In fully regular mode, the system will extract the key-value, according to the defined regular expression and click [automatically generate] to complete the regular extraction pattern. If it cannot be generated automatically, you can switch to manual regular mode validation.
Auto mode
a. Enter a sample log.
b. Select part of the log content according to the needs of retrieval and analysis, and click "grouping". After a successful grouping, it will be specially displayed, indicating that this part will be extracted as a key-value grouping.
c. Repeat step b above until all the key-value to be extracted is grouped.
d. Click "automatic Generation", and the system groups the logs into regular extraction patterns.

  • Manual mode
    a. Enter a sample log.
    b. Enter the regular extraction expression manually.
    c. Click "verify", and the system will determine whether the log sample matches the regular expression.

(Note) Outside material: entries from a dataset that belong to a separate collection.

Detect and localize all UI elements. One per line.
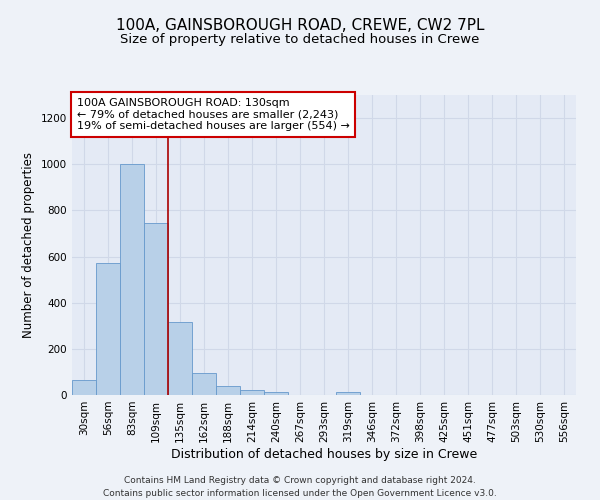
Bar [72, 380, 96, 395]
Bar [120, 164, 144, 395]
Bar [264, 392, 288, 395]
Y-axis label: Number of detached properties: Number of detached properties [22, 152, 35, 338]
Text: Size of property relative to detached houses in Crewe: Size of property relative to detached ho… [121, 32, 479, 46]
X-axis label: Distribution of detached houses by size in Crewe: Distribution of detached houses by size … [171, 448, 477, 460]
Bar [192, 373, 216, 395]
Text: Contains HM Land Registry data © Crown copyright and database right 2024.
Contai: Contains HM Land Registry data © Crown c… [103, 476, 497, 498]
Text: 100A, GAINSBOROUGH ROAD, CREWE, CW2 7PL: 100A, GAINSBOROUGH ROAD, CREWE, CW2 7PL [116, 18, 484, 32]
Text: 100A GAINSBOROUGH ROAD: 130sqm
← 79% of detached houses are smaller (2,243)
19% : 100A GAINSBOROUGH ROAD: 130sqm ← 79% of … [77, 98, 350, 131]
Bar [240, 390, 264, 395]
Bar [144, 223, 168, 395]
Bar [168, 322, 192, 395]
Bar [216, 386, 240, 395]
Bar [96, 264, 120, 395]
Bar [336, 392, 360, 395]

Whether in automatic mode or manual mode, once the regular extraction pattern is defined and verified, the extraction results will be displayed below. You need to define a key name for each set of key-value pairs, which will be used for log retrieval and analysis.

6. Configure collection time

Log time is measured in seconds.
The time attribute of a log is defined in two ways: collection time and original timestamp.
Collection time: The time attribute of a log is determined by the time when CLS collects the log.
Original timestamp: The time attribute of a log is determined by the timestamp in the original log.

7.1 Use the collection time as the time attribute of logs

You can keep the collection time on, as shown in the following figure:

7.2 Use the original timestamp as the time attribute of logs

Close the collection time state, in the time key and time format parsing, Enter's original timestamp time key and the corresponding time parsing format. For details of the time parsing format, see Configure time format .

The following example illustrates the time format resolution rule Enter:
Example 1: Original timestamp: 10/Dec/2017:08:00:00 , Parsing format: %d/%b/%Y:%H:%M:%S
Example 2: Original timestamp: 2017-12-10 08:00:00 , Parsing format: %Y-%m-%d %H:%M:%S
Example 3: Original timestamp: 12/10/2017, 08:00:00 , Parsing format: %m/%d/%Y, %H:%M:%S

Second can be used as the unit of log time. If the time is entered in a wrong format, the collection time is used as the log time.

8. Set filter condition

The filter is designed to add log collection and filtering rules according to your business needs to help you filter out valuable log data. The filtering rule is a Perl regular expression, and the created filtering rule is a hit rule, that is, the logs that match the regular expression will be collected and reported.

When you come to collect completely regular data, you need to configure the filtering rules according to the custom key-value pairs. For example, after the sample log is parsed in full regular mode, and you want all log data with a status field of 400,500 to be collected, then configure status, filtering rules at key. |500。

The relationship between multiple filtering rules is "and" logic; if multiple filtering rules are configured for the same key name, the rules will be overwritten.

9. Searches for logs

Login Log service console In Left sidebar, click "Log Retrieval", enter Logset and Log topic, and click "search" to start retrieving logs according to the set query conditions.

Index configuration must be turned on for retrieval, otherwise it cannot be retrieved.